Entrepreneurial alumni test the water and swim with sharks
Twelve alumni with sixteen projects entered the New Venture Competition in December. The field was narrowed to six start-up plans submitted by (in alphabetical order): Laura Bellofatto-Bense '90; Daryl Crockett '82; Melissa Ellard '13; Matthew Lotfey '10 and Jason Coppola '07; Hooman Shahidi '13 and Jillian Friot '14; and Shain Waugh '00.
These six teams of alumni and students appeared before a panel of judges, all accomplished entrepreneurial Bryant alumni, in the third annual New Venture Competition, held on campus during Alumni Leadership Weekend March 1-2. Each team's goal was to persuade the judges that theirs was the right investment for the competition's $10,000 prize in seed money.
IGNITING A FIRE
The judges, John Ayers '91, Eric Bertrand '94, Colby Butler '09, Edward Capasso '77, Brian Cowley '82, Scott DePasquale '94, David Pogorelc '85, Tyler Ray, Esq. '09 MBA, and Jay Weinberg '85, fired questions at the contestants, and later as they debated the strengths of each pitch, at each other.
“Aren't most ice creams made in America?”
“Where's your detailed P & L statement?”
“I can't figure out how you are getting paid under this plan.”
“How much do you need to make to be able to quit your day job?”
“What does your company's name mean? There's nothing intuitive about it.”
“How can you brand something as American when it doesn't have an American name?”
The competition drew the attention of President Ronald K. Machtley and George E. Bello '58, '96H, a member of the University's board of trustees. “This is so important,” Machtley told the judges of the priceless feedback they provided all the entrepreneurs.
STUDENTS MAKE A PLAY
Melissa Ellard '13 made a strong pitch for Fashion-Force, an online business-to-business service. Hers was one of two student teams among the finalists.
Looking up from his laptop, Weinberg said: “I just checked. Your domain name is available. Are you taking steps to buy it?”
“The minimum bid is $6,000,” replied Ellard. “I don't have it.”
“You need to buy that domain name,” Weinberg said.
“This is where you ask Jay (Weinberg) for the money,” quipped DePasquale.
Later Weinberg asked: “How much do you need to get your enterprise going?”
Without missing a beat, Ellard replied, “Right now I really need 10 grand,” (the sum the judges controlled).
“Good for you,” said DePasquale as the judges erupted in laughter.
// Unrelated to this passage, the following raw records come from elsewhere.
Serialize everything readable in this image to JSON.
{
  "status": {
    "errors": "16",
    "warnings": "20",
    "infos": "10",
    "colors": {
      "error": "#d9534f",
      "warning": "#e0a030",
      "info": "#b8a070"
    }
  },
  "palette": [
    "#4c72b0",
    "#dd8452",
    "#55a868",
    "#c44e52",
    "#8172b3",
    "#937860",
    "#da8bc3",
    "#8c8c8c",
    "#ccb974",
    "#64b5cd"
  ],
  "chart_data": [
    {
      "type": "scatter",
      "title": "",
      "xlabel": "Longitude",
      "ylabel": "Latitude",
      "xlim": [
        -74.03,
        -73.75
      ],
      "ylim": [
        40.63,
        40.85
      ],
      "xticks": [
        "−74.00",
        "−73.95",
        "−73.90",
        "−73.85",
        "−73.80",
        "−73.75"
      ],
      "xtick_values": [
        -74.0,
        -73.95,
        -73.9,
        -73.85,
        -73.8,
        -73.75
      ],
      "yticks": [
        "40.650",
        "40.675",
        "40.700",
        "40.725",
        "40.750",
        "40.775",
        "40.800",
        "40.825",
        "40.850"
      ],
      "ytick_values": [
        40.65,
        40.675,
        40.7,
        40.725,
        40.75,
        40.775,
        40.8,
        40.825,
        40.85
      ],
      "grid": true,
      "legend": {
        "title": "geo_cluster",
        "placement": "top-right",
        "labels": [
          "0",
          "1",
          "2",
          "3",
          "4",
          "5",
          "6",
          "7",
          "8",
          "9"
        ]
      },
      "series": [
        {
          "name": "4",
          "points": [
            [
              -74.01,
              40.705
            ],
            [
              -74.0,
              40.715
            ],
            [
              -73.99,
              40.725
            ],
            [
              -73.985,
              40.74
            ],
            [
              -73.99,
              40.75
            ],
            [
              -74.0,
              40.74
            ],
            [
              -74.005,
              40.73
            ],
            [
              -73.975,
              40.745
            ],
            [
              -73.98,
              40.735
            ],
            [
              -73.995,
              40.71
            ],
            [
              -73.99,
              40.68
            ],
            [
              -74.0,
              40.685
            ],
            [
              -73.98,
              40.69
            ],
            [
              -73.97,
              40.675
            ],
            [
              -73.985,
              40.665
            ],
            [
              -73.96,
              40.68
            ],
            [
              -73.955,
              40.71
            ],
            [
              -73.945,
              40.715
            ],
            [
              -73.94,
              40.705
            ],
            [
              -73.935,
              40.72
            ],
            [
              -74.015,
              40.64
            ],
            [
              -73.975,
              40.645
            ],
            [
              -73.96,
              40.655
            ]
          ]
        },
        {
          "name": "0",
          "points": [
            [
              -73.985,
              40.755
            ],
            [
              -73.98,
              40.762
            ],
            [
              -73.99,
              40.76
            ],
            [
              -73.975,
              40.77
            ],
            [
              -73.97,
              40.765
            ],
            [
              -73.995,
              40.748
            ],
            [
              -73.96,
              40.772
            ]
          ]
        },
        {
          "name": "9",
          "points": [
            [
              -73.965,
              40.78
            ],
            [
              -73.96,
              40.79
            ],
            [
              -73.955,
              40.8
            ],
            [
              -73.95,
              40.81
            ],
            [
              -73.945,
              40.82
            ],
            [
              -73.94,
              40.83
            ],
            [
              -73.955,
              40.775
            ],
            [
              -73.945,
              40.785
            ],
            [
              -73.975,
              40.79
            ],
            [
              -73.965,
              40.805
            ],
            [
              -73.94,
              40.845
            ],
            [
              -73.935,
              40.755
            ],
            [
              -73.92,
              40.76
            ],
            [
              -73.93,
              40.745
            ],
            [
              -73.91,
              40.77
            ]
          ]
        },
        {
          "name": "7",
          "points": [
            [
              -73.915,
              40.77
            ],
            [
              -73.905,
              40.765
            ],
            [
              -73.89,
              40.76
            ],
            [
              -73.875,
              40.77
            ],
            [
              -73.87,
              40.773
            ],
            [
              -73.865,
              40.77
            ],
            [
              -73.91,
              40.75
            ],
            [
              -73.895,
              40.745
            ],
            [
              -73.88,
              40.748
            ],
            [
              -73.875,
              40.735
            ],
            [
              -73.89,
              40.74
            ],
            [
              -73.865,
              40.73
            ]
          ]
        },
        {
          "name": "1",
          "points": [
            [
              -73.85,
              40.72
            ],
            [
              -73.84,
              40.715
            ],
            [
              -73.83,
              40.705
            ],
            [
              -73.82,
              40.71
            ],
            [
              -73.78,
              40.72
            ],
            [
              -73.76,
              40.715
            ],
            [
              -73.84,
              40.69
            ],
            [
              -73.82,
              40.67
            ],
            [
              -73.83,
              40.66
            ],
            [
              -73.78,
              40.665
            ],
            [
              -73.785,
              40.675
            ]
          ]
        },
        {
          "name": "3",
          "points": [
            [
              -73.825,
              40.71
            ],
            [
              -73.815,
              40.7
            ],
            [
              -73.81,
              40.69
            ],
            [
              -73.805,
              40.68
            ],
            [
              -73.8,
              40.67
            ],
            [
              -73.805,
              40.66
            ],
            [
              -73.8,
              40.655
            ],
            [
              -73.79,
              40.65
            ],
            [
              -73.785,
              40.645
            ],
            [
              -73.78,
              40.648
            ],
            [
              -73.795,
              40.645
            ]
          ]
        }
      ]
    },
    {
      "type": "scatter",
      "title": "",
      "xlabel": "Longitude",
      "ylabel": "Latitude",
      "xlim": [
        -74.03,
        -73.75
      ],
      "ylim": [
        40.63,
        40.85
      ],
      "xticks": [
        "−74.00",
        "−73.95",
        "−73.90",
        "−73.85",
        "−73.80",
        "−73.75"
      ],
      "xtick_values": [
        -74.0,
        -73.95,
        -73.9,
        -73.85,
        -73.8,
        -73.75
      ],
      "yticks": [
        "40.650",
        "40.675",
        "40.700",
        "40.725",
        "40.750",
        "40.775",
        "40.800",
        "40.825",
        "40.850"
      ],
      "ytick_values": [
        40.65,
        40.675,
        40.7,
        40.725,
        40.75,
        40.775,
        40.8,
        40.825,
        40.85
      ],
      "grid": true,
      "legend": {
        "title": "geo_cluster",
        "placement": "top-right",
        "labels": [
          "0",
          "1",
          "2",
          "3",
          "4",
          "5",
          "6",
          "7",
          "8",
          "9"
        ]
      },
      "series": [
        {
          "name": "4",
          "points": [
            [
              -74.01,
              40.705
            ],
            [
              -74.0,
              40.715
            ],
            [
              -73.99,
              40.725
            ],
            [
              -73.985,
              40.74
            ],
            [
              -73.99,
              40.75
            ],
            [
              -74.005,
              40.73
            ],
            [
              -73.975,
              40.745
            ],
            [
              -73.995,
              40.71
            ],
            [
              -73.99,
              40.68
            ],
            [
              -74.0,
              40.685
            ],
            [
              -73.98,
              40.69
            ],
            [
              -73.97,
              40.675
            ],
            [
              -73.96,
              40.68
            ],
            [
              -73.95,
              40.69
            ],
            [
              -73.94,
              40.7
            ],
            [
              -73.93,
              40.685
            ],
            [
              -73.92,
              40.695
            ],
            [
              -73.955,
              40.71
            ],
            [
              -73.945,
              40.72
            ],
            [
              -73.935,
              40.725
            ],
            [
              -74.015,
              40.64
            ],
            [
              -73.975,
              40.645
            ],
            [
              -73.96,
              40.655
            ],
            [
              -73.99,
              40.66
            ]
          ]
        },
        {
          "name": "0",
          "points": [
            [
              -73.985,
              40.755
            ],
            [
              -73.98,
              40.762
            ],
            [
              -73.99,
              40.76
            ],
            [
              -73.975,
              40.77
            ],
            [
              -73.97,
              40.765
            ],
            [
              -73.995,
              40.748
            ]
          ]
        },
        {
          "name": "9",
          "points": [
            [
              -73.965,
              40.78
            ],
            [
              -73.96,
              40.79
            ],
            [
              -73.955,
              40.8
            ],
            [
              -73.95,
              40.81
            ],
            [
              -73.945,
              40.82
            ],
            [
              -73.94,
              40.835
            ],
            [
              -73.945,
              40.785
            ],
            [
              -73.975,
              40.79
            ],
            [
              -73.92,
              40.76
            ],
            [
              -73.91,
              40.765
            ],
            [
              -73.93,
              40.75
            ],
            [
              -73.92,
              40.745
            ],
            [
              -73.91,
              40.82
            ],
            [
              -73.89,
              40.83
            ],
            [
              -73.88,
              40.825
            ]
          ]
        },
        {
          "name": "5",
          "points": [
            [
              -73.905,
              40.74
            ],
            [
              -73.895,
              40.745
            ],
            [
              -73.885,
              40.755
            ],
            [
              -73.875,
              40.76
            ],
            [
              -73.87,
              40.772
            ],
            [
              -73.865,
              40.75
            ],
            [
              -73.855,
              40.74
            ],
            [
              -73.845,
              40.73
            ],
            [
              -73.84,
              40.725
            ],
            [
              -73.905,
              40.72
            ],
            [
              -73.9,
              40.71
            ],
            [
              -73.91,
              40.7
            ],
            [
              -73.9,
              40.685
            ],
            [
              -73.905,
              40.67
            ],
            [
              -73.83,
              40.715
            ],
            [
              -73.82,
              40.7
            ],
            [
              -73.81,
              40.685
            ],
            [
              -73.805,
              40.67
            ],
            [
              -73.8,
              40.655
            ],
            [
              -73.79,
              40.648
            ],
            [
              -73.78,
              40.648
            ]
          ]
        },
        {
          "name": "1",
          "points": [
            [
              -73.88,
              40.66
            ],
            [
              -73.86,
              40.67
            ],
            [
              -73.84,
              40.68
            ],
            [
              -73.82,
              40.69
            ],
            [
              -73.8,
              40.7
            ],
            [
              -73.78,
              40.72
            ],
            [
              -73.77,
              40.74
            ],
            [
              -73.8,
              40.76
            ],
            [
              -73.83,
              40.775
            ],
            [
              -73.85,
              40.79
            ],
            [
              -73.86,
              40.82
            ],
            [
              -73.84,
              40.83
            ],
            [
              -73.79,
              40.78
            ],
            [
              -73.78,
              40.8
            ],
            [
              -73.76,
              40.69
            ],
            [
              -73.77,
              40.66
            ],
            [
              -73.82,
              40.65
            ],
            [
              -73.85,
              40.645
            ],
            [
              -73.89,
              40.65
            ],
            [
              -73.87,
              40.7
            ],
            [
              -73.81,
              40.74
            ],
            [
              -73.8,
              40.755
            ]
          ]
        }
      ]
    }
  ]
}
Impressed at her confident, sophisticated presence, the judges awarded Ellard a $1,000 prize.
A DIFFERENT LEVEL
Daryl Crockett '82 won the University's own version of the popular television series Shark Tank, with her business plan for Validus, software for the data migrating and data validation industry.
In Crockett's first visit to campus since she graduated, she was awarded the competition's top prize. The panel was impressed at her 25-plus years in international systems implementation, her deep experience in life sciences, as well as her prior tenure as a CEO and history working in a public company.
The buzz from the judges continued after Crockett had finished her presentation and left the room.
“This is a business plan at a different level than we've seen before,” DePasquale noted. “It's refreshing to have a mature professional come in and be able to say: I am the world renowned expert in this area.'”
Still, even with Crockett's experience and expertise, the judges were concerned that pitching an enterprise with two focuses would make her startup a tough sell to venture capitalists and other potential investors.
Indeed, upon winning, Daryl Crockett noted while she appreciated the prize money, the feedback and opportunity to continue working with the accomplished judges was priceless.
As she announced the competition's winners, Director of Alumni Relations Robin Torbron Warde noted that the contestants had received tremendous feedback from the judges, all of whom extended an invitation to continue working with each of the entrepreneurs.